After 12 weeks, there was a 13 per cent reduction, a finding experts described as “weak”. But the drug did offer clear benefits in reducing anxiety, with a 21 per cent reduction in symptoms at six weeks and 23 per cent at 12 weeks.
This is likely to explain why patients taking sertraline were twice as likely to say they felt generally better compared with the placebo group.
Symptoms of depression include poor concentration, low mood, trouble with sleep and lack of enjoyment, whereas anxiety is present as worry,
nervousness, irritability and restlessness. Prof Glyn Lewis, who led the research at University College London, said: “We were shocked and surprised when we did our analysis. There is no doubt this is an unexpected result. Our primary hypothesis was that it would affect those depressive symptoms at six weeks and we didn’t find that.”
He suggested new, more effective classes of antidepressants could be based on ketamine, psilocybin (the psychedelic in magic mushrooms) and anti-inflammatories. It is thought that 4million people in England are longterm users of antidepressants. Prescribing data shows that SSRIS such as sertraline make up 54 per cent of antidepressant prescriptions.
Scientists responded to the study by pointing out some of the patients had very mild symptoms of depression, making it less likely that sertraline would cause an improvement.

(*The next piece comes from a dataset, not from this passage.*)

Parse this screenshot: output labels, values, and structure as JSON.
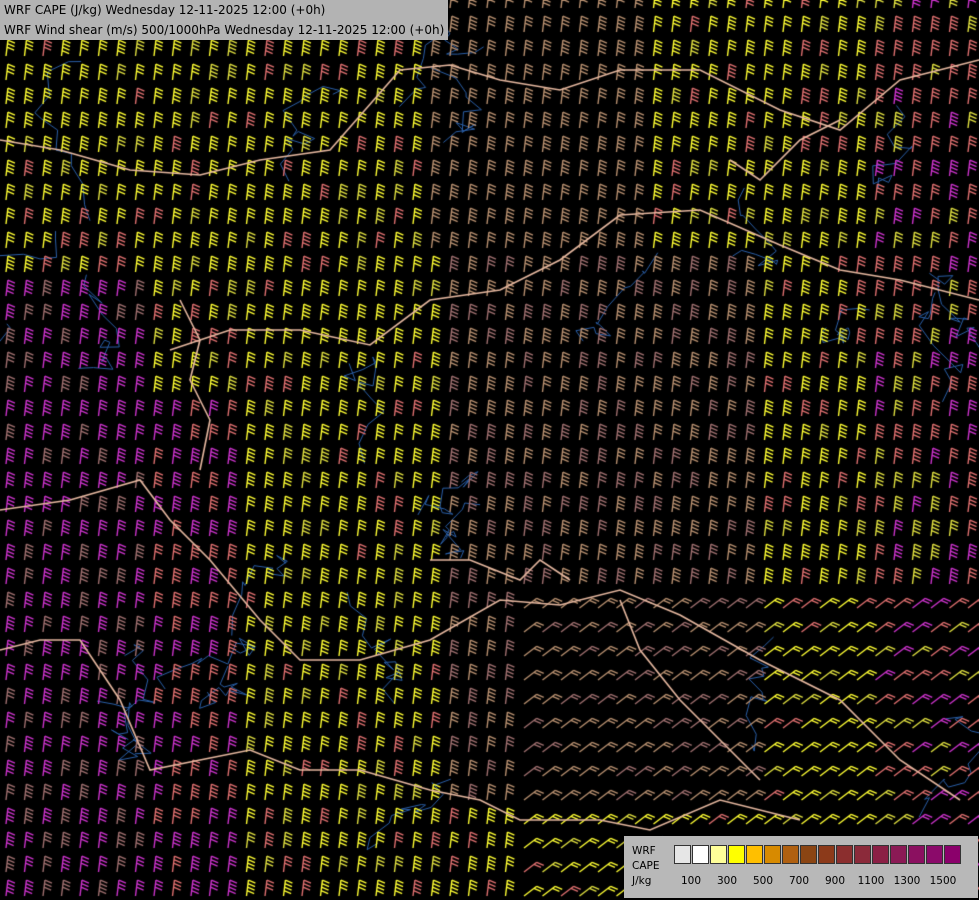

But others pointed out this was exactly the basis upon which doctors tended to hand out the drugs.
Dr Gemma Lewis, co-author of the research, said: “It’s really important to understand that anxiety symptoms are very common among people with depression. It appears that people taking the drug are feeling less anxious, so they feel better overall, even if their depressive symptoms were less affected.

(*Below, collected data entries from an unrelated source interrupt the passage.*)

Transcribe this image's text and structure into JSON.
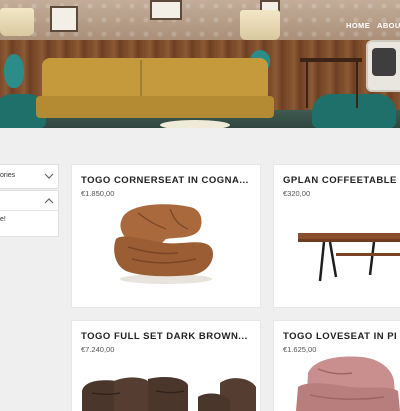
{
  "nav": {
    "items": [
      {
        "label": "HOME"
      },
      {
        "label": "ABOUT"
      }
    ]
  },
  "sidebar": {
    "categories_label": "ories",
    "second_item_label": "e!"
  },
  "products": [
    {
      "title": "TOGO CORNERSEAT IN COGNA...",
      "price": "€1.850,00"
    },
    {
      "title": "GPLAN COFFEETABLE",
      "price": "€320,00"
    },
    {
      "title": "TOGO FULL SET DARK BROWN...",
      "price": "€7.240,00"
    },
    {
      "title": "TOGO LOVESEAT IN PI",
      "price": "€1.625,00"
    }
  ],
  "colors": {
    "page_bg": "#efefef",
    "card_bg": "#ffffff",
    "nav_text": "#ffffff",
    "cognac_leather": "#a9693d",
    "dark_brown_leather": "#4a362b",
    "pink_velvet": "#c98f8f"
  }
}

“We hope that we have cast new light on how antidepressants work, as they may be primarily affecting anxiety symptoms such as nervousness, worry and tension, and taking longer to affect depressive symptoms.”
Prof Helen Stokes-lampard, of the Royal College of GPS, said: “It often takes a while for patients to feel the full benefits of modern antidepressants and they work best when taken for significant periods of time – one reason why doctors will often review patients after several weeks of use and then prescribe a fairly long course of the drugs, if they appear to be beneficial.”